Baseball Hand

  • The Snap-Together Robohand was 3D modeled and open sourced to give people a cheap and easy way to obtain a prosthetic. Normal prosthetics can cost in the tens of thoasands of dollars. Although the original Robohand can close its fingers, it doesn't allow the user to do much else besides picking larger objects up. That's why the DIY Prosthetic  In the DIY Prosthetic studio, we were given the Snap-Together Robohand as a model and were told to modify it into a hand with a specific use. The Baseball Prosthetic uses a claw like closing motion which is needed to shut the glove. Moving the wrist up and down will open and close the glove.

  • Idea: Throughout 5 weeks Henry and I have worked rigorously on modifying the Snap-Together Robohand, designed to be a cheap 3D printable prosthetic for children. Our idea originated from our love of baseball. While understanding the limitations these children had, we came up with a design to open and close a baseball glove with the movement of your wrist.

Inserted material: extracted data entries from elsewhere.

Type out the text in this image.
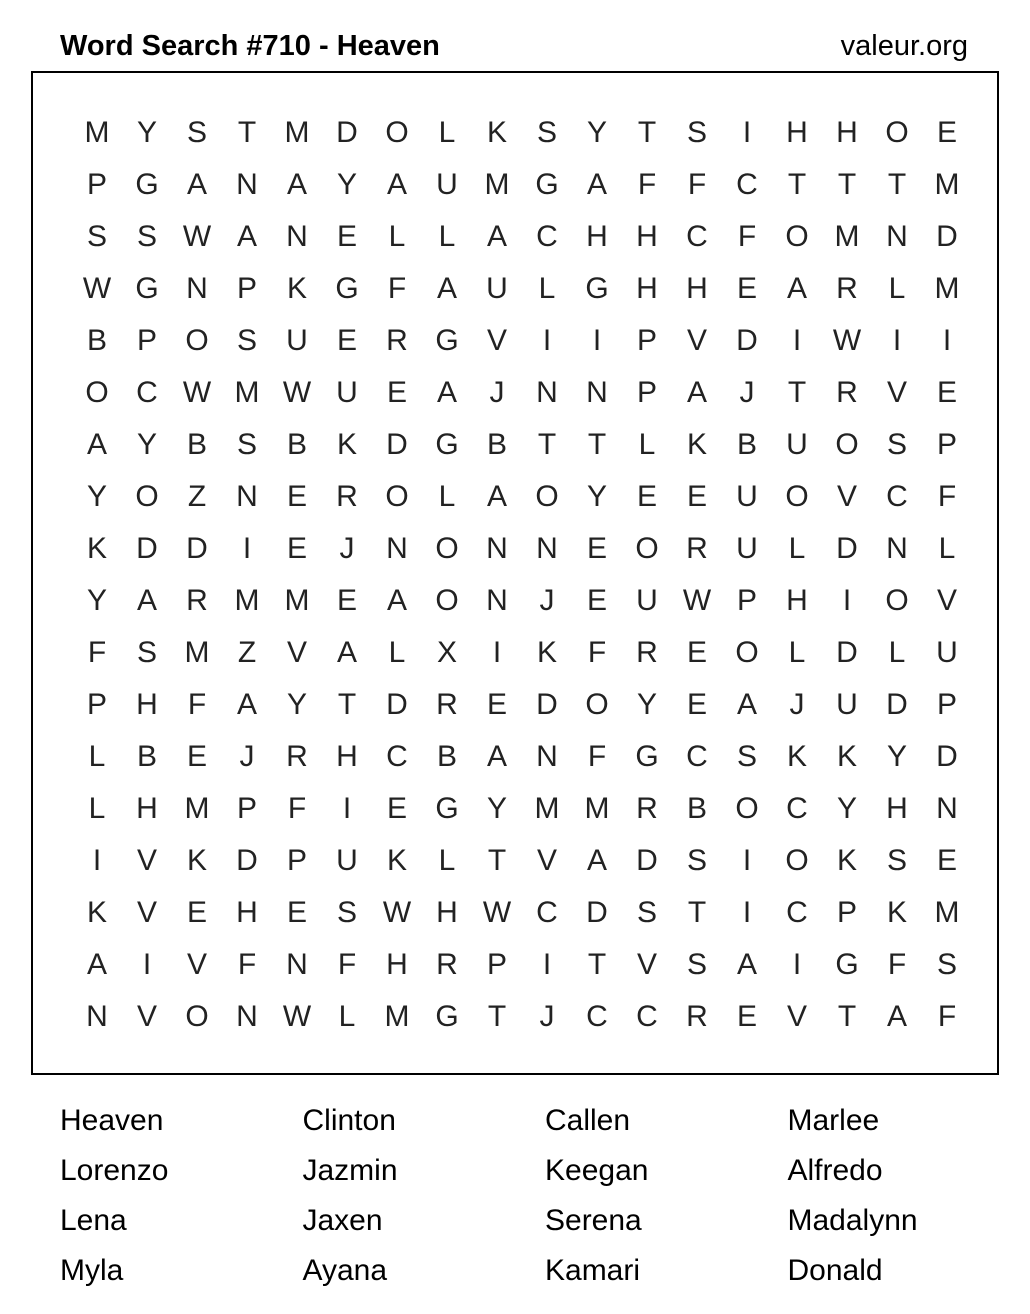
Word Search #710 - Heaven	valeur.org
M Y S	T M D O L	K S Y	T	S	I	H H O E
P G A N A Y A U M G A	F	F	C	T	T	T M
S S W A N E	L	L	A C H H C	F O M N D
W G N P K G F	A U	L G H H E A R	L M
B P O S U E R G V	I	I	P V D	I	W	I	I
O C W M W U E A	J	N N P A	J	T	R V E
A Y B S B K D G B	T	T	L	K B U O S P
Y O Z	N E R O L	A O Y E E U O V C	F
K D D	I	E	J	N O N N E O R U	L	D N	L
Y A R M M E A O N	J	E U W P H	I	O V
F	S M Z	V A	L	X	I	K	F	R E O L	D	L	U
P H	F	A Y	T	D R E D O Y E A	J	U D P
L	B E	J	R H C B A N	F G C S K K Y D
L	H M P	F	I	E G Y M M R B O C Y H N
I	V K D P U K	L	T	V A D S	I	O K S E
K V E H E S W H W C D S	T	I	C P K M
A	I	V	F	N	F	H R P	I	T	V S A	I	G F	S
N V O N W L M G T	J	C C R E V	T	A	F
Heaven	Clinton	Callen	Marlee
Lorenzo	Jazmin	Keegan	Alfredo
Lena	Jaxen	Serena	Madalynn
Myla	Ayana	Kamari	Donald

    Design: We used a 3D modeling software called Rhinoceros to redesign all the pieces we needed to. Our first step was to look at all of the pieces of the hand. We realized that only half of it needed to change in order for it to make the motion we wanted. We started sketching out everything that needed to change and then designed the original pieces that we were going to change in rhino. After that was done, we started the modifying process. This included angleing and extending pieces, as well as creating completley new fingers that would be in different areas of the hand. After designing and printing all the new pieces, we ran into several problems and went back into Rhino to fix them. We had to create larger holes in the fingers for the elastic and wires to run through and we cleaned up some of our designs. Running into even more problems, Henry and I as well as another group met together and decided on a few key points in making our hands sleeker and more efficient. We went into another 3D software program called Inventor. This allowed us to join many of the pieces, cutting down on the total amount we had to print in half. Inventor gave us the ability to put all of our pieces together and see the movement that would happen when it was printed. Although we are still working out some details and issues that need some cleaning up, we have a prototype that looks leaps and bounds better than our very first. We intend on continuing our work on the Baseball Prosthetic after the end of NuVu. Our overall goal is to have our hand available on Thingiverse, a huge open source 3D printing community. This will allow anyone with acess to a 3D printer to make our hand and use it. We are very proud of the work we did for this project and hope that this inspires more people to get into prosthetics and 3D modeling.